= Sokolow v. Palestine Liberation Organization =

Sokolow v. Palestine Liberation Organization was a civil case considered by US federal courts, against the Palestine Liberation Organization (PLO) and the Palestinian Authority. The plaintiffs were US citizens injured in terrorist attacks in Israel and US citizens who are relatives of those who were killed by these attacks. They sued Palestine Liberation Organization and Palestinian Authority under the United States civil liability statute, also known as the Anti-Terrorism Act, demanding $1 billion or more in damages. On 31 August 2016, the Second US Circuit Court of Appeals in Manhattan dismissed the lawsuit on the grounds that US federal courts lacked overseas jurisdiction on civil cases, and the 2nd Circuit decision was effectively upheld on appeal when the Supreme Court of the United States refused to hear an appeal of the Sokolow decision, sending the case back to the trial court for dismissal. However, in 2025 the Supreme Court ruled that the PLO and PA are subject to jurisdiction in Fuld v. PLO. On 30 March 2026, the United States Court of Appeals for the 2nd Circuit reinstated the $655.5 million judgment against the PLO. The Supreme Court later declined to halt enforcement of the judgment.

== History ==

The trial in the Manhattan federal district court began on January 12, 2015, presided over by US Federal District judge George B. Daniels, after Daniels ruled against the PLO and PA's request for summary judgement for lack of jurisdiction.

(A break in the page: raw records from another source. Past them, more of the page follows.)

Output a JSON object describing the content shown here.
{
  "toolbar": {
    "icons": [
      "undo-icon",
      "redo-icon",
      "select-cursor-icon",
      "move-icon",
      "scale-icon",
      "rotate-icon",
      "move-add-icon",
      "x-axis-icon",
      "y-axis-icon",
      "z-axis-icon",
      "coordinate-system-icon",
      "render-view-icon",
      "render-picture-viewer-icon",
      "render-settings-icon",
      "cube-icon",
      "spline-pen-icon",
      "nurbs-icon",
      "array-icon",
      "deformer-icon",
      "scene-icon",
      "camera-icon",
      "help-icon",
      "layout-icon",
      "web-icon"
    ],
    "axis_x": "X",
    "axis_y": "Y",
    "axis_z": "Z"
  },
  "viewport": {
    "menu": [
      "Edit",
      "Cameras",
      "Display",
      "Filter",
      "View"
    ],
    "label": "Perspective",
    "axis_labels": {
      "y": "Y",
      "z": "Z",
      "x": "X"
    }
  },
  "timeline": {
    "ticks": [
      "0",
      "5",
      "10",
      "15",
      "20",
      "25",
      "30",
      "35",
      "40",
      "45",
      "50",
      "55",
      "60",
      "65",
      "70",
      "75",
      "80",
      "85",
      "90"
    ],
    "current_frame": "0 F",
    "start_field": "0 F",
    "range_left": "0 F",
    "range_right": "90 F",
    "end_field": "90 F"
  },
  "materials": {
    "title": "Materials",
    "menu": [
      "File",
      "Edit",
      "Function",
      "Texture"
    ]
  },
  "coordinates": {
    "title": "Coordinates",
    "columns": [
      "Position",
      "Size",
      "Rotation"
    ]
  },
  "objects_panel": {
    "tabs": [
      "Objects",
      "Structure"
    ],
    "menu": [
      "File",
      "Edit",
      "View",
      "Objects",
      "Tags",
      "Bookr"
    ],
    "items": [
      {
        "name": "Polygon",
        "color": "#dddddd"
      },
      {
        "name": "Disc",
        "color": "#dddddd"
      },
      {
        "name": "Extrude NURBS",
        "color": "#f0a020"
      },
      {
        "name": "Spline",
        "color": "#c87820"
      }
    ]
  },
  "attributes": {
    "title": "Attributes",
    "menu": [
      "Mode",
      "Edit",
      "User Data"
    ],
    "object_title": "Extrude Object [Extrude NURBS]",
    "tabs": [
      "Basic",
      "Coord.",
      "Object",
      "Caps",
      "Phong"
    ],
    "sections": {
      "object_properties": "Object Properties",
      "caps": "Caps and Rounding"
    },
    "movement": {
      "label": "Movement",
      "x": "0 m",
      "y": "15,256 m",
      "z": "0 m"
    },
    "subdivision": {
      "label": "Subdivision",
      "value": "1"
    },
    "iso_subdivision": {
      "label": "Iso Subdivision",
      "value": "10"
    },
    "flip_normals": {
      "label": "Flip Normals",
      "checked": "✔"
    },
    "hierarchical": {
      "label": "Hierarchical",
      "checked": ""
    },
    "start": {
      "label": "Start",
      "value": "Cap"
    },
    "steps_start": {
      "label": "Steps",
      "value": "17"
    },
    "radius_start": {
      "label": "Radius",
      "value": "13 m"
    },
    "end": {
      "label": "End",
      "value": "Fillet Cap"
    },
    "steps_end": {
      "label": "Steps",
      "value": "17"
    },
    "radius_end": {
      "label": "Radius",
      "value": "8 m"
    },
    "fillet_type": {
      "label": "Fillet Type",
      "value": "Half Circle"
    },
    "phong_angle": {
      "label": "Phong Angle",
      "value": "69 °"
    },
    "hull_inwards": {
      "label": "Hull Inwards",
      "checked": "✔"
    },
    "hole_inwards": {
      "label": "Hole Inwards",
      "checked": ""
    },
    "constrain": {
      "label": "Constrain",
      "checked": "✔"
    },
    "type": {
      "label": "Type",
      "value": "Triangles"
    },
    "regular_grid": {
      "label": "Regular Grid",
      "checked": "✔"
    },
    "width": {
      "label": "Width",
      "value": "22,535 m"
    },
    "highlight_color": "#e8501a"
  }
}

==Appeal and further proceeding==
On 31 August 2016, the Second US Circuit Court of Appeals in Manhattan overturned the verdict of the Manhattan federal district court and dismissed the lawsuit on the grounds that US federal courts lacked overseas jurisdiction on civil cases. The appeals court's decision was criticized by the lawyers and families of the victims but was praised by lawyers and representatives of the Palestinian government. An appeal to the Supreme Court was turned down in April 2018.

In June 2025, the American Supreme Court ruled (Fuld v. PLO) that the PLO and the PA are, in fact, subject to jurisdiction.

Subsequently, on March 30 2026, the United States Court of Appeals for the Second Circuit reinstated the $655.5 million jury award judgment against the PLO and the PA. The decision followed legislative changes such as the Promoting Security and Justice for Victims of Terrorism Act, and other, later court decisions that broadened the circumstances under which U.S. courts may hear civil cases that have to do with attacks abroad that involved American citizens.

== The Sokolow Decision in scholarship==
Michael Ratner has written that the US Court's ruling against the Palestinian Authority failed to treat Palestine as a state, immune, like Israel, from suits of this kind. He says that there is no jurisdiction over Palestine, that links between the murderers as the PNA unproven, that a fair jury was impossible to obtain in the U.S. and that the trial should not have taken place. It was, he added, both an obstacle to Palestinian victims seeking redress from Israel and a measure that held Palestinians to be collectively responsible for the acts of a few.